The upper normal limit of sIgG4 levels was considered 135 mg/dl, as previously reported by Hamano et al.19

Prednisone was administered at initial dose of 1 mg/kg of body weight per day for 2–4 weeks and then tapered by 5 mg every week up to suspension.

Relapsing AIP was defined as development of pancreatic and/or extra pancreatic alterations at imaging.20, 21 In particular, sIgG4 elevation alone was not considered disease relapse.

AZA is generally used in our Department after a first or second relapse in AIP patients or in AIP patients with a high risk of relapse (other organ’s involvement and/or high IgG4 levels). After recurrence, patients were re-treated with another course of prednisone. In those treated with AZA, the immunosuppressant was added after starting the steroid course, and maintained after steroids withdrawal.

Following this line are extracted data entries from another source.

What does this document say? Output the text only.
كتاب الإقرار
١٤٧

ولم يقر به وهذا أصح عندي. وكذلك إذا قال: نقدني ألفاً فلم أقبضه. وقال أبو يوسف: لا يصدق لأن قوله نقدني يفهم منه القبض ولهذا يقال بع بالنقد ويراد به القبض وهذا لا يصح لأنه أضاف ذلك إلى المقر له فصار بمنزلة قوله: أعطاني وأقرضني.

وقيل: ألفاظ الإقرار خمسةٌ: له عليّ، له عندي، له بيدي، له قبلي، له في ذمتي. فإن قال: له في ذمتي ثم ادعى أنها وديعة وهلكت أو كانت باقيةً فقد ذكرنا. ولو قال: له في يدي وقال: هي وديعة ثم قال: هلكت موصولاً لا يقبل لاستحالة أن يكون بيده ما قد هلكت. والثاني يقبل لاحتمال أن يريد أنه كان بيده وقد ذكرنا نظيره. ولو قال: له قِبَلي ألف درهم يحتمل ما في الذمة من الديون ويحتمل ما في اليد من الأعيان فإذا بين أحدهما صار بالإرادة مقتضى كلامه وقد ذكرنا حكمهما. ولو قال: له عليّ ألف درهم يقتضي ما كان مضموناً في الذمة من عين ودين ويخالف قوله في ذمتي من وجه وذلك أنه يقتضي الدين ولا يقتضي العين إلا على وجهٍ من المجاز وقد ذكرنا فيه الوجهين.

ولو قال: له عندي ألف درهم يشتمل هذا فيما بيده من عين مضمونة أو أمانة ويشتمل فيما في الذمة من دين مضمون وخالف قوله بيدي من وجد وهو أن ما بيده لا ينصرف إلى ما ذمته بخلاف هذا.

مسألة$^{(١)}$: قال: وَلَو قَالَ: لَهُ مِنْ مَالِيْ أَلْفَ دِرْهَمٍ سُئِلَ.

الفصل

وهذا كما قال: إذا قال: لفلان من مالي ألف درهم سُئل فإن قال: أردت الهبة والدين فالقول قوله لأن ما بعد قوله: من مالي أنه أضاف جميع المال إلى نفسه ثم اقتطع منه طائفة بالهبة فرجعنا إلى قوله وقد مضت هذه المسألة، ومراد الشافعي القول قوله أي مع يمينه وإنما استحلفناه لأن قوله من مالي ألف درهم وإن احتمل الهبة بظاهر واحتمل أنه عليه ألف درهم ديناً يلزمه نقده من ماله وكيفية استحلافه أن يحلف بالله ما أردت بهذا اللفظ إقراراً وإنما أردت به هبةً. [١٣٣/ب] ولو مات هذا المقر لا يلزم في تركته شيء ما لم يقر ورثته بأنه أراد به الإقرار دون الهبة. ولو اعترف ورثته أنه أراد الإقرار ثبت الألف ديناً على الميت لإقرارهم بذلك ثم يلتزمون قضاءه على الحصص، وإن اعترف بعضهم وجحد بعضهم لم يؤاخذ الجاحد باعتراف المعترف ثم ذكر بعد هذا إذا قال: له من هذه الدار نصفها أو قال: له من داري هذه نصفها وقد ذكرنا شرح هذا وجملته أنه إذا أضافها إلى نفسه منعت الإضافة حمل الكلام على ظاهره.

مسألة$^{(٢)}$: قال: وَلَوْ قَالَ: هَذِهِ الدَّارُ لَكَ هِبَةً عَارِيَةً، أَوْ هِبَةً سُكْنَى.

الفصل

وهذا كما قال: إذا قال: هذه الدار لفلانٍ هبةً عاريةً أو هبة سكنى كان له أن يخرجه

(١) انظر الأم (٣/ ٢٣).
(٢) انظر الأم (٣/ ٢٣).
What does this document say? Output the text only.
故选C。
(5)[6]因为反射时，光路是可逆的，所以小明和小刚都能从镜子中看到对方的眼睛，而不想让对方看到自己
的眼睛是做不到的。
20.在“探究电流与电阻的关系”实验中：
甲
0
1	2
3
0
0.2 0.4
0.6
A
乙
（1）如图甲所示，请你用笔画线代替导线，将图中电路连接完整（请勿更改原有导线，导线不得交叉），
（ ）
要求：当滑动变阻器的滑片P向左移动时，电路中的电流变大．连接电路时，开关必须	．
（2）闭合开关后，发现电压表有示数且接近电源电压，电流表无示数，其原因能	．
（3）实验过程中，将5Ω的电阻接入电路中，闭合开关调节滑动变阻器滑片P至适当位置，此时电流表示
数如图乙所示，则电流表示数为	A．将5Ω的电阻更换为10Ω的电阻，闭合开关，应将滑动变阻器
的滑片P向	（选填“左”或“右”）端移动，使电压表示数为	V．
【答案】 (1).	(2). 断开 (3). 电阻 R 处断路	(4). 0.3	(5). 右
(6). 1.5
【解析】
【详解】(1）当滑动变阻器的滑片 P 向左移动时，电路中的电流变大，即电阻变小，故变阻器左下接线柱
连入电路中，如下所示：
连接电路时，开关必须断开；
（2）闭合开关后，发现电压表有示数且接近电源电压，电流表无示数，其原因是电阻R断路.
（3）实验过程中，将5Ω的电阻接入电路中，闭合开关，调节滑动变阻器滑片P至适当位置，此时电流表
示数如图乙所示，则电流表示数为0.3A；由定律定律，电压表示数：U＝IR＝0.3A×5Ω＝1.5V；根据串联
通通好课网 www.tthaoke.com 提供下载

Tuberculosis, cytomegalovirus, Epstein–Barr, hepatitis B and C screening prior to treatment with AZA was evaluated in all patients. AZA was started at 25–50 mg per day and increased by 25 mg every 3–7 days after regular monitoring the biochemical data (peripheral blood counts, pancreatic, kidney, and liver serum tests). The target dose was 2–2.5 mg/kg per day, and monthly laboratory test were routinely performed. AZA withdrawal was decided by physician when adverse drug reactions occurred, or in the presence of altered laboratory tests after an attempt of dose reduction. All patients underwent CT or MRI imaging 3–6 months after steroid and AZA introduction and then yearly, as protocol in our Institution. Further imaging assessments were performed depending on clinical and biochemical evaluation.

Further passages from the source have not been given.